Evidemment, le téléphone ne passe pas, je laisse des messages, pas de retour.

Que faire ?

L’instinct, me dicte de regarder la pédale d’embrayage, je m’aperçois qu’elle se coince et par miracle, je lui redonne du mouvement, la voiture peut reprendre sa marche triomphante.

Je respire de nouveau !

Arrivé au camping ! Sympa, belle vue sur le lac, que des coureurs. L’installation terminée, je me dirige à pied vers le retrait du dossard.

Dossard récupéré, je descends au lac, et je m’organise une petite baignade improvisée. L’eau fraiche me saisit, je suis bien, je commence à me concentrer sur la course.

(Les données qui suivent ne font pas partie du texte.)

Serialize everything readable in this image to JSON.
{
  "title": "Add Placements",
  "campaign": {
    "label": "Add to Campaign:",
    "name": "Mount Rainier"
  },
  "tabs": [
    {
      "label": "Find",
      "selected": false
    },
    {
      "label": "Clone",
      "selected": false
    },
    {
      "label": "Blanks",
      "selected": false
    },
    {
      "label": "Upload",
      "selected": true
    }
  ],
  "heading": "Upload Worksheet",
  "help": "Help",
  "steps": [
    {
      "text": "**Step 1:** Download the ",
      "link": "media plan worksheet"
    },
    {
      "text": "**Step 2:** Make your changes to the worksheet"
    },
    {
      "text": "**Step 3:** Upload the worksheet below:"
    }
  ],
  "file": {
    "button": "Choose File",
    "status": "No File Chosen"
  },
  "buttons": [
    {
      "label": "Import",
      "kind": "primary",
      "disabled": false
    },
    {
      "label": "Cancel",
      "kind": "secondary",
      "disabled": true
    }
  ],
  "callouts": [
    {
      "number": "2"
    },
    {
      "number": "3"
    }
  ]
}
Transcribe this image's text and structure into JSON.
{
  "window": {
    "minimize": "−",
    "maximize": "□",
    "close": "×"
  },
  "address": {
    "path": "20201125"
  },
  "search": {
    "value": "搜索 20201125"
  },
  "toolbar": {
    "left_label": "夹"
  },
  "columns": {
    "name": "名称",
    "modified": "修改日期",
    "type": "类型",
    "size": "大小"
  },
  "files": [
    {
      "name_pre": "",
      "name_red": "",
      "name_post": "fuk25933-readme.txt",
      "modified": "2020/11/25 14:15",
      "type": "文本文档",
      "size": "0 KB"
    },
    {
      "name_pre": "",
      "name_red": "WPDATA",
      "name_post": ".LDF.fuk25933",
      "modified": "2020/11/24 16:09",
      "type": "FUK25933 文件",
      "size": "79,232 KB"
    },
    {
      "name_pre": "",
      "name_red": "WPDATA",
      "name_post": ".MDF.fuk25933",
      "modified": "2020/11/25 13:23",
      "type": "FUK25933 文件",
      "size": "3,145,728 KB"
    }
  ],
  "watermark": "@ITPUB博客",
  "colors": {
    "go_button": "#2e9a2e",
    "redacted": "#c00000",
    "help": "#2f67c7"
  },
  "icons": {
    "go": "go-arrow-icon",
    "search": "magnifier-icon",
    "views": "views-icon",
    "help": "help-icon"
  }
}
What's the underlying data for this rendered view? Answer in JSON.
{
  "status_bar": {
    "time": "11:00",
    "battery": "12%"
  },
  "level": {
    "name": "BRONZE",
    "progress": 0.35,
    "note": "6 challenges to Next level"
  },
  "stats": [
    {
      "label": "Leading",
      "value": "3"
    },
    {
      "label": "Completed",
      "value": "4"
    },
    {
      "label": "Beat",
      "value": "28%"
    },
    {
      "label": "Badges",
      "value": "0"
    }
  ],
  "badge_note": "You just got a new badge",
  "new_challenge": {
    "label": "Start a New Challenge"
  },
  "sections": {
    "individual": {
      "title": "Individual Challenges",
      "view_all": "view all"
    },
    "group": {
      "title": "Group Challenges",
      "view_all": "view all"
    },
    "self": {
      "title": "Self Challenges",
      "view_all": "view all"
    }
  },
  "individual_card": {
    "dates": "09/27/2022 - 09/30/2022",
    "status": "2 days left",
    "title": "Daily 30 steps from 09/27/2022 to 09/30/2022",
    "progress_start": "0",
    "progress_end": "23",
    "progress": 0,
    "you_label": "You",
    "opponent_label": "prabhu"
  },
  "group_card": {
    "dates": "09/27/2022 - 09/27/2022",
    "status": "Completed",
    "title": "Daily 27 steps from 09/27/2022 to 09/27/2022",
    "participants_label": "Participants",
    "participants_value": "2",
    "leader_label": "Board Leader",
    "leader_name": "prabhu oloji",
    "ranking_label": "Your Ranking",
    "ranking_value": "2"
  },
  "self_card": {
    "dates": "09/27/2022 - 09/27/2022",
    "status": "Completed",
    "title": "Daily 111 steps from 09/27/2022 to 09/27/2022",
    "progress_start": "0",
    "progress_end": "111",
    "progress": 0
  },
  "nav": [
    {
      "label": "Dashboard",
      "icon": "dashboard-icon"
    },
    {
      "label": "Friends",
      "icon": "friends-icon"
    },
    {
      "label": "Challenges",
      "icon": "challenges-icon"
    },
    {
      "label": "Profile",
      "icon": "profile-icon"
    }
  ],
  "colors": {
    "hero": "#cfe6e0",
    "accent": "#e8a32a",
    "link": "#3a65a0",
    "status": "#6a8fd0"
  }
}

De retour au camping, je commence à préparer mes affaires et bien-sur, impossible de mettre la main sur ce foutu dossard. Nouvelle frayeur ! Après avoir retourné deux fois la tente….

Souvenir, souvenir, j’ai eu un échange vif avec l’organisation sur la méthodologie de délivrance des dossards. Bref, j’y retourne avec mon ticket pasta party à 18H30. Evidemment, j’avais oublié mon dossard…Pas de tête, des jambes !

Rencontres de trailers à la pasta party, repas peu gastronomique pate fromage et pate bolo dans la même assiette, il en faut pour tous les goûts, discussions agréables et rencontre avec Anthony Salomone, qui finira 6ème (l’enfoiré).

Retour au camping.

Cette fois-ci, ça y est, je prépare mon body bag, couché 20H30, juste couché car bientôt les hordes de jeunes arrivent au camping pour faire la fête. Et merde, merci Mat pour ton conseil. Je suis encerclé de jeunes à la verve « draguante » et aux jeunes filles charmeuses.

Autant dire que la soirée a été longue, dans mon sac de couchage, yes, ils partent tous faire la fête, je vais enfin pouvoir me reposer.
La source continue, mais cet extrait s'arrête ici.